Les forêts primaires, par exemple, présentent un degré élevé d’intégrité écosystémique et, par conséquent, protègent plus de biodiversité et stockent plus de carbone que les forêts et plantations dégradées. Les forêts primaires sont également plus résistantes aux impacts climatiques tels que les sécheresses, les vagues de chaleur et les incendies de forêt. Leurs stocks de carbone écosystémiques sont également plus stables et moins susceptibles d’émettre du CO2 dans l’atmosphère que dans le cas d’une forêt dégradée. En outre, plus un écosystème est proche de son état naturel, plus il sera susceptible de s’adapter à des conditions climatiques changeantes.

 

Le pouvoir unique des forêts primaires

L’intégrité écologique des forêts primaires, par exemple, est façonnée par le réseau complexe de la vie qu’elles soutiennent. La protection de toutes les composantes de cette biodiversité, y compris les espèces rares et menacées et les assemblages uniques d’espèces, est essentielle au maintien des services écosystémiques. Les forêts primaires abritent d’énormes vieux arbres qui créent un microclimat intérieur optimal, avec des températures plus fraîches et une humidité plus élevée pour les plantes et les animaux tributaires de la forêt. Ces forêts séquestrent et stockent de grandes quantités de carbone et contiennent des informations génétiques précieuses qui aident à résister aux facteurs de stress environnementaux. Elles développent également une épaisse couche de litière de feuilles et de bois mort, qui aide les bactéries et les champignons à recycler les nutriments, protège les sols de l’érosion et contribue au stockage du carbone.

Ainsi, la biodiversité et la structure écosystémique caractéristiques d’une forêt primaire, assemblées progressivement au fil des âges, sous-tendent fondamentalement la capacité des écosystèmes primaires à fournir des services écosystémiques supérieurs. Mais les forêts primaires sont très rapidement perdues à cause de perturbations industrielles et ne se rétablissent que lentement, si une récupération est possible.
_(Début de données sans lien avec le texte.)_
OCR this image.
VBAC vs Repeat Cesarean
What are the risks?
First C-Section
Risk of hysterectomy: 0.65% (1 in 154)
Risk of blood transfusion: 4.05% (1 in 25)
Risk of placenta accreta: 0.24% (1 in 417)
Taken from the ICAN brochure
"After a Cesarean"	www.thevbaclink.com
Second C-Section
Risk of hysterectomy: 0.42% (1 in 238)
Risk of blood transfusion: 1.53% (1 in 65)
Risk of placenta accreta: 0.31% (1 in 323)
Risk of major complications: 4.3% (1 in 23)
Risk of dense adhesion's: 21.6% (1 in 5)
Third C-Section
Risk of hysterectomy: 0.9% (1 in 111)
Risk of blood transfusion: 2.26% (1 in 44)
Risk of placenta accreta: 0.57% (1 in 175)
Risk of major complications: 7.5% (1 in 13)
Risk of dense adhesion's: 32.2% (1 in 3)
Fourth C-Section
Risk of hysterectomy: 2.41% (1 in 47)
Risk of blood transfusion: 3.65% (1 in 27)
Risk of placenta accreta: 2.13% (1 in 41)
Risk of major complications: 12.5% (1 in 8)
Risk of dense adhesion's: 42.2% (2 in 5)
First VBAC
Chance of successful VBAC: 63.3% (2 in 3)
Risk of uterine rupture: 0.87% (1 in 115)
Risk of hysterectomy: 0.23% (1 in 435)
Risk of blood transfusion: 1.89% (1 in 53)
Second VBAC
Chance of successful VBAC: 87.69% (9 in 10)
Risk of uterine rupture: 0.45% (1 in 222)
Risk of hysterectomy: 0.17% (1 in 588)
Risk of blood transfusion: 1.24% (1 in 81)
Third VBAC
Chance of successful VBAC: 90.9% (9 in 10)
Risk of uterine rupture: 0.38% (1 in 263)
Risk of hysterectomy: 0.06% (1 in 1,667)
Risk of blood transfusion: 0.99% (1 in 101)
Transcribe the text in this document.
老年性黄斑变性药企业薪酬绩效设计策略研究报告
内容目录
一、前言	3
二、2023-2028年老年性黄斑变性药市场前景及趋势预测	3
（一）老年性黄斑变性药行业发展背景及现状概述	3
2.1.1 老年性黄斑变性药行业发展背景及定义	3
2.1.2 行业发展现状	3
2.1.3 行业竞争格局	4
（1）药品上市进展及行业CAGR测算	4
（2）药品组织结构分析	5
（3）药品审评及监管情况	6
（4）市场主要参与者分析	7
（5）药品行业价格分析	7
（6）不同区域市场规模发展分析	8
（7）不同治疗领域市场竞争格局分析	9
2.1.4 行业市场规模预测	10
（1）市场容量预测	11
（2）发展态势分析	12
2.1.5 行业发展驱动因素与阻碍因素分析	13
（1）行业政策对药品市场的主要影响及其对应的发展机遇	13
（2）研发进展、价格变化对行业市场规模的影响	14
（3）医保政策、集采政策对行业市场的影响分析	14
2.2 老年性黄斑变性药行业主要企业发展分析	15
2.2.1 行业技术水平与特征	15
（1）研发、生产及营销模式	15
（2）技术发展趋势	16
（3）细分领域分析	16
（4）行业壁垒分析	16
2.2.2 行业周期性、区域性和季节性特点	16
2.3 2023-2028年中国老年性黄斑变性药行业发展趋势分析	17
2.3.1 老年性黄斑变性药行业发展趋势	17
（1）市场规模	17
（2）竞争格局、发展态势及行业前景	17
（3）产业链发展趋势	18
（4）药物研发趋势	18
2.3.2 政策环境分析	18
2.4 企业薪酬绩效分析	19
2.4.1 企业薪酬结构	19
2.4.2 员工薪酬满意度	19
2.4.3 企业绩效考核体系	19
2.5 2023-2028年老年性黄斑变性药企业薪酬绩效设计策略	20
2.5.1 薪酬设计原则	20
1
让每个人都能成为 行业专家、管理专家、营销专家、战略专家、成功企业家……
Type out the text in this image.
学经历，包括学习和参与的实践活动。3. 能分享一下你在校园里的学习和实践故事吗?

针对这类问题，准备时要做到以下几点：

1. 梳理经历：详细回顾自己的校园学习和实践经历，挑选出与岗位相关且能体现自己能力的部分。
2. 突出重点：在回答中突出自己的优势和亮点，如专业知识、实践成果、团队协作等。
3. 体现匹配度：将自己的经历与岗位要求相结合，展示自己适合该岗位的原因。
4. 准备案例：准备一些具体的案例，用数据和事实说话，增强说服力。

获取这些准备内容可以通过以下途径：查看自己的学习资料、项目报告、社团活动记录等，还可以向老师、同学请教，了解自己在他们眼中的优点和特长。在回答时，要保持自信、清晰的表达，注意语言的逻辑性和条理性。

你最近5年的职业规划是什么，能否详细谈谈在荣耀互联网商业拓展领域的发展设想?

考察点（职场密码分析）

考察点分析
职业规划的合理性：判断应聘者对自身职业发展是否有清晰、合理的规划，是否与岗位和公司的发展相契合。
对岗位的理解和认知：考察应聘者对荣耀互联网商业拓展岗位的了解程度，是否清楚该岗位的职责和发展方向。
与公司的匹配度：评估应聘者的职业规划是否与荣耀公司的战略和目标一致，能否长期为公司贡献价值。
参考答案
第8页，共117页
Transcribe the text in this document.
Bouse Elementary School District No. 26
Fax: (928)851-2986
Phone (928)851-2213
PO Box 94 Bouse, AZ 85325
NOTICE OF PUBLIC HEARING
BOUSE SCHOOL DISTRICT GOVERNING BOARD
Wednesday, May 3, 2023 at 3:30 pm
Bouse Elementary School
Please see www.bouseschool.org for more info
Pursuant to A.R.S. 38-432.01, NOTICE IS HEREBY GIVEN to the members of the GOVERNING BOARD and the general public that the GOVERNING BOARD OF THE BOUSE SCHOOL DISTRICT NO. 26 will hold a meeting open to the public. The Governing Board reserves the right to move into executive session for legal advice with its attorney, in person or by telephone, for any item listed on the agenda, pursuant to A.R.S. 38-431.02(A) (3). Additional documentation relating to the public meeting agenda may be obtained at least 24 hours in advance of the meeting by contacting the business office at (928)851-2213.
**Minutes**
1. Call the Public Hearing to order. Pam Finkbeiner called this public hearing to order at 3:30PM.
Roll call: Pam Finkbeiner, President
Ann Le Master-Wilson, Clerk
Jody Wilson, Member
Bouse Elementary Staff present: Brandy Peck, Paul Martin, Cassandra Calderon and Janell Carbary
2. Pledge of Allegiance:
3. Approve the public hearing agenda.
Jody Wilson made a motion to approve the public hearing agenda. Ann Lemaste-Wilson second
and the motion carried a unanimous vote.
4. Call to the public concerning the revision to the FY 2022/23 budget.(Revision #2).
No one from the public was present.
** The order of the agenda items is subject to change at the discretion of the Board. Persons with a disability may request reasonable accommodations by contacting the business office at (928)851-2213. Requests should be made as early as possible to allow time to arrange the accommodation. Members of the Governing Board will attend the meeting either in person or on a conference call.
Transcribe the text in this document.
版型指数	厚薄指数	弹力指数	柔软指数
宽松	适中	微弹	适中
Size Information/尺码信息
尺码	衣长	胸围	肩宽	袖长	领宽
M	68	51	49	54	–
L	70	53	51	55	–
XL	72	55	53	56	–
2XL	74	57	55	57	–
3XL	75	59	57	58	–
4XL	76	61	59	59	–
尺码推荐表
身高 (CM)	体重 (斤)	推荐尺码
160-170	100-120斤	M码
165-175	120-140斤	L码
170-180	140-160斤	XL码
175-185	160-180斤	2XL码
Leur biodiversité et leur structure écosystémique uniques sont ce qui les rend irremplaçables, et leur confère une priorité importante en matière de protection.

Ces caractéristiques uniques sont la raison pour laquelle nous et un certain nombre de collègues avons rédigé la Motion 015, qui sera discutée lors du Congrès mondial de la nature de l’UICN 2025. Cette motion exhorte l’UICN à accorder une plus grande priorité à l’intégrité des écosystèmes dans les programmes mondiaux de conservation et de lutte contre les changements climatiques, et à reconnaître le rôle essentiel que jouent les forêts primaires dans la sauvegarde de la biodiversité, la stabilisation du climat et la défense des droits des peuples autochtones.

 

Progrès sur la scène mondiale

Des progrès significatifs ont été réalisés à Montréal, et plus tard à Cali, pour affirmer l’importance de conserver et restaurer l’intégrité des écosystèmes dans le Cadre mondial de Kunming-Montréal pour la biodiversité (CMB). En particulier, l’intégrité des écosystèmes et la nécessité de maximiser l’action synergique ont été fortement soulignées dans la décision de Cali sur le climat et la biodiversité. Il s’agit là d’une grande avancée, qui soutient également l’objectif des Nations Unies de mettre fin à la déforestation et à la dégradation des forêts, comme indiqué dans le Plan stratégique des Nations Unies pour les forêts 2017-2030, et repris dans la Déclaration de Glasgow sur les forêts et l’utilisation des terres en 2021. Cependant, il reste encore beaucoup à faire dans le cadre de la CCNUCC pour reconnaître les avantages liés à la protection des écosystèmes à forte densité de carbone, comme les forêts primaires, en matière d’atténuation des changements climatiques et d’adaptation à ceux-ci. Une collaboration étroite entre la CDB et la CCNUCC est essentielle pour s’assurer que les progrès ne soient pas entravés par des approches cloisonnées.